Selection of restriction enzymes: 1. Ends produced (sticky or blunt) & the cleaved ends of the to be vector 2. Whether the enzyme is inhibited by DNA modifications 3. Time of digestion and ratio of restriction enzyme to DNA is dependent on the desired insert size range.
3. Incorporation of vector into suitable host: All the fragments are ligated into the cloning vector which is cleaved with the same restriction endonuclease and transformed into host organism which is commonly a population of Escherichia coli or yeast cells to produce a library with each cell containing one vector
molecule.
4. Maintenance of clones: Each cloning vector contains a different fragment of the genome so that all DNA in the genome is represented among the clones in the library. All of the plasmids in a particular host cell harbour the same insert. As the plasmid multiplies, there will be 50-100 copies of the plasmid in each cell. Genomic DNA inserts can be sequenced by isolating individual recombinant cloning vectors from cells.

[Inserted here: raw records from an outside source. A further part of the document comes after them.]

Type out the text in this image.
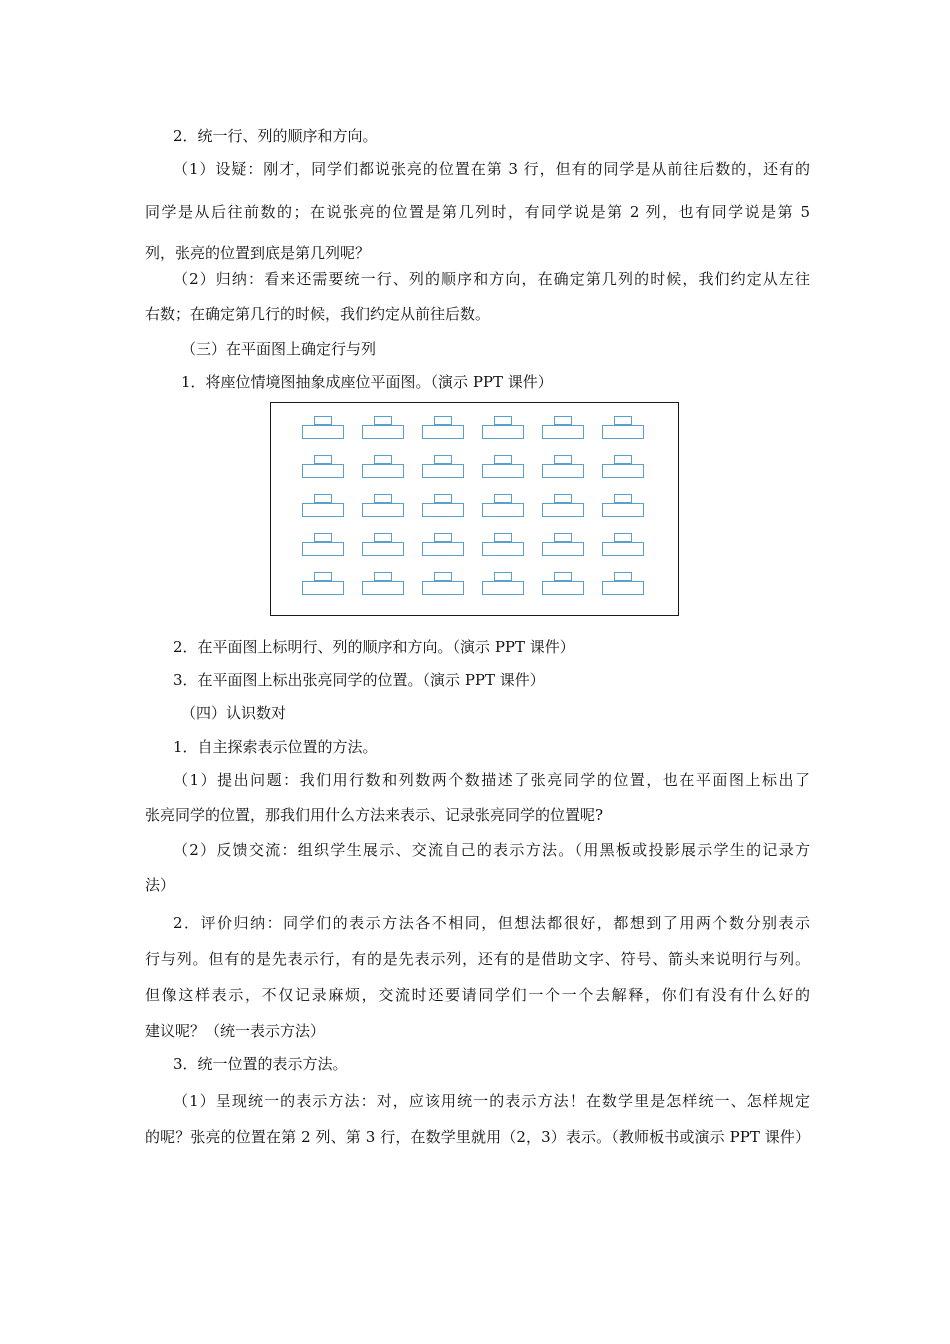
2．统一行、列的顺序和方向。

（1）设疑：刚才，同学们都说张亮的位置在第 3 行，但有的同学是从前往后数的，还有的

同学是从后往前数的；在说张亮的位置是第几列时，有同学说是第 2 列，也有同学说是第 5

列，张亮的位置到底是第几列呢？

（2）归纳：看来还需要统一行、列的顺序和方向，在确定第几列的时候，我们约定从左往

右数；在确定第几行的时候，我们约定从前往后数。

（三）在平面图上确定行与列

1．将座位情境图抽象成座位平面图。（演示 PPT 课件）

2．在平面图上标明行、列的顺序和方向。（演示 PPT 课件）

3．在平面图上标出张亮同学的位置。（演示 PPT 课件）

（四）认识数对

1．自主探索表示位置的方法。

（1）提出问题：我们用行数和列数两个数描述了张亮同学的位置，也在平面图上标出了

张亮同学的位置，那我们用什么方法来表示、记录张亮同学的位置呢?

（2）反馈交流：组织学生展示、交流自己的表示方法。（用黑板或投影展示学生的记录方

法）

2．评价归纳：同学们的表示方法各不相同，但想法都很好，都想到了用两个数分别表示

行与列。但有的是先表示行，有的是先表示列，还有的是借助文字、符号、箭头来说明行与列。

但像这样表示，不仅记录麻烦，交流时还要请同学们一个一个去解释，你们有没有什么好的

建议呢？（统一表示方法）

3．统一位置的表示方法。

（1）呈现统一的表示方法：对，应该用统一的表示方法！在数学里是怎样统一、怎样规定

的呢？张亮的位置在第 2 列、第 3 行，在数学里就用（2，3）表示。（教师板书或演示 PPT 课件）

By sequencing and analysing random clones from the library configs can be made and the whole genome sequence can be recovered.
Application:
1. Determining the complete genome sequence of a given organism.
2. Serving as a source of genomic sequence for generation of transgenic animals through genetic engineering.
3. Study of the function of regulatory sequences in vitro.
4.
Study of genetic mutations in cancer tissues.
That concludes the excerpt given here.